Myths are tradition-based tales that may or may not be wholly fictitious. Everything you believe to be true may not be entirely false, but the reality may be quite different. We are all aware that myths arise from a lack of knowledge, and that lack of knowledge can be dangerous! Similarly, most of us think that a number of patent myths are true.
The majority of inventors have unrealistic expectations for patents. Inventors believe that obtaining a single patent will significantly increase their profit. Unfortunately, a lot of patents fail to generate any revenue. You can’t just assume that because you have a patent, people will start giving you money.
This article busts six common patent myths, allowing you to view patents from a fresh angle and opening your eyes to new possibilities.
Myth 1: You can patent an idea to stop someone from stealing it!
This is one of the biggest patent myths. The truth is that you cannot defend a theory or an idea! An idea or an abstract concept cannot be the subject of an IP right request. The patent system only permits the protection of original inventions with practical industrial uses. Only the actual application of your idea can be protected. To protect your idea, you must create a technical solution to a technical issue.
For instance, if you come up with the idea for wireless charging and you were the first to think of it, you cannot simply claim wireless charging to be your invention in order to obtain a patent. Develop a workable application of the theory, including its workings, the elements required for implementation, etc.

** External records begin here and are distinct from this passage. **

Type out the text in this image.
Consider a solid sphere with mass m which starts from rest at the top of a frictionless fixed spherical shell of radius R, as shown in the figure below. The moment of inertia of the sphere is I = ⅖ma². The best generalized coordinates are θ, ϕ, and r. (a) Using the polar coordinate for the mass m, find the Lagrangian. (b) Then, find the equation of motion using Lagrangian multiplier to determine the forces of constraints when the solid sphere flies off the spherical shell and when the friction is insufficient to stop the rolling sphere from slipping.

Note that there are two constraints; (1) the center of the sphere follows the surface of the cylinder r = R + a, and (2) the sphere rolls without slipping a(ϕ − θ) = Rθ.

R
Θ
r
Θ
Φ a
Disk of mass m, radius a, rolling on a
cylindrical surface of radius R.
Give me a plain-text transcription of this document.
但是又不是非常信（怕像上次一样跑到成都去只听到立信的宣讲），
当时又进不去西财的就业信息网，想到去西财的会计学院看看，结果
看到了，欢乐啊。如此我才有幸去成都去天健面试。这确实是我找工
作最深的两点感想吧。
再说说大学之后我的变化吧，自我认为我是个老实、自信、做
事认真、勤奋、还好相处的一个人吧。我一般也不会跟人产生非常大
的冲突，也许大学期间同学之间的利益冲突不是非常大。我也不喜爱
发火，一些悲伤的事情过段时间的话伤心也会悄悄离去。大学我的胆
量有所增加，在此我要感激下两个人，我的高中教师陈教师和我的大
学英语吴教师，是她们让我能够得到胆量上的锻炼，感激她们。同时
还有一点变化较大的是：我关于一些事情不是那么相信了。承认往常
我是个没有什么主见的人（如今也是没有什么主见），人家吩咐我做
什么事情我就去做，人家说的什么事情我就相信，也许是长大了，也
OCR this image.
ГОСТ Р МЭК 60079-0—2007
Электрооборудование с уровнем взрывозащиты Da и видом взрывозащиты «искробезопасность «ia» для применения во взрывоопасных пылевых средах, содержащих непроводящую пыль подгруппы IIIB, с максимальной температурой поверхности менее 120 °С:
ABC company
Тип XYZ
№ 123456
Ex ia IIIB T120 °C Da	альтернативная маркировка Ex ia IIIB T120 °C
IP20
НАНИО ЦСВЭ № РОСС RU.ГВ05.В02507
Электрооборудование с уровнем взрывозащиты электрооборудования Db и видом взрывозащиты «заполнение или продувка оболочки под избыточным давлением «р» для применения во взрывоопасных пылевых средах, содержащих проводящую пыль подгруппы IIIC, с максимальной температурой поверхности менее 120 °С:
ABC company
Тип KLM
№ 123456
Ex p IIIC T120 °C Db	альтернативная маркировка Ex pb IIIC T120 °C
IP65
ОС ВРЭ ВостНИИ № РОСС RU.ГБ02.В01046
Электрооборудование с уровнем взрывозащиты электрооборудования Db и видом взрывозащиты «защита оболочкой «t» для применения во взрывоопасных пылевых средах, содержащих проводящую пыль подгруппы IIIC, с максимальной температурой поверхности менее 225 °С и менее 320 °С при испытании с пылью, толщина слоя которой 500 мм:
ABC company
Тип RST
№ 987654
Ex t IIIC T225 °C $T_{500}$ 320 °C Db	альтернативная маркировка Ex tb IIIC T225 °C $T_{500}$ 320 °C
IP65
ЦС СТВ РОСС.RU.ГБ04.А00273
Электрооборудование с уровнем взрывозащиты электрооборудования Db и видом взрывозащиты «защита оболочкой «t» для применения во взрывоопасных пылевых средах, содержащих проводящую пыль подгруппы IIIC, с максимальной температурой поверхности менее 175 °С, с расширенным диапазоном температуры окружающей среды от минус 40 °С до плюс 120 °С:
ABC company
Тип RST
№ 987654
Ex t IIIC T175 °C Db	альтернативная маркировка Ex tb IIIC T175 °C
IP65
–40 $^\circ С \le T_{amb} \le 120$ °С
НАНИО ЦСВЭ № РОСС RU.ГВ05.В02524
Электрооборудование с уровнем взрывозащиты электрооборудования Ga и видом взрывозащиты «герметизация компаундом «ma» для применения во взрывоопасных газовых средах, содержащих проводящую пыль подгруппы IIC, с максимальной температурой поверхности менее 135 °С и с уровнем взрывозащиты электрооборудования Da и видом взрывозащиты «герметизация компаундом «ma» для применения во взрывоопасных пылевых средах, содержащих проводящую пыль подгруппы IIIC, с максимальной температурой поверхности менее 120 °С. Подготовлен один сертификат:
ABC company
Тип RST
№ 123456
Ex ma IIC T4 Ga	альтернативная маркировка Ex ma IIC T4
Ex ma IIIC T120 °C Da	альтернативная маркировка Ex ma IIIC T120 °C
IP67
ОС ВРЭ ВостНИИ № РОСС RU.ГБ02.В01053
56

Myth 2: A patent globally protects your invention!
This patent myth says that a patent protects your invention globally. But the truth is that there isn’t currently a universal or international patent. Your rights are subject to time and place restrictions when you are protected by a patent. A patent is only valid in the nation where it was filed. A single application submitted in a single nation is insufficient to obtain a patent covering the entire world. However, there are Eurasian Patents, European Patents, and PCTs that can minimize expenses and effort when the patent application is first filed.
Myth 3: A patent guarantees that you can manufacture and sell your product.
In reality, a patent does not grant you the right to manufacture and market your product. You do not automatically have the right to operate because of a patent. The goods that will be sold might infringe different patents. You must conduct a search for prior art and still-valid patents that are related to your product in order to ascertain whether it is covered by any patents that are owned by third parties and, consequently, whether you are free to create, use, and sell your products. You can also use an AI-based patent search tool or hire an IP firm to conduct a freedom to operate search to determine whether it is safe to use or sell your product, as well as the patents that it might violate. Before marketing your product, you can make the necessary modifications.
In other words, the primary objective of a patent is to give you the power to stop others from using your invention without your permission. A patent right, however, does not give you the right to use your invention in relation to patents that belong to others without their permission.
Myth 4: A patent is only valuable if you have the money to sue individuals who infringe on it!
The truth is that a patent is a valuable asset with commercial value. Despite the importance of litigation, there are numerous other potential uses beyond litigation, including:
- Obtaining investment funding
- Increasing the value of the business
- Gaining the clients’ trust, etc.
Products with patents have an advantage in the market because businesses can position them as better than the competition. For instance, Amway uses the phrase “Patented” on the majority of its products as a marketing strategy. Similar to this, many other businesses use the word “patented” to distinguish their goods from competing ones.
Myth 5: Software cannot be patented!
The question of whether or not software is patentable has been up for debate for a long time. Many people think that software cannot be protected by a patent and must instead use a copyright.
But in practice, software inventions are subject to patent law. Software’s functionality and actual implementation can be patented even though the software’s code can only be protected by copyright. The only prerequisites are that it must be novel, non-obvious, and have industrial applicability.
Myth 6: Since you didn’t copy anyone else’s product, you cannot infringe a patent!
Even if you didn’t intend to copy anyone else’s product or weren’t aware that a patent that is relevant to your product even existed, a lawsuit for patent infringement may still be brought against you. Your damage may be increased by the intentional infringement. The patent holder does not, however, have to demonstrate that the infringement was done with the intention of paying damages. You can use a patent search tool, hire an IP firm, or hire an expert searcher to conduct a freedom to operate search to lessen the risk of unintentional infringement.
Most people consider these patent myths to be true, but the reality is totally different. All of the myths listed above are untrue, as we have already discussed.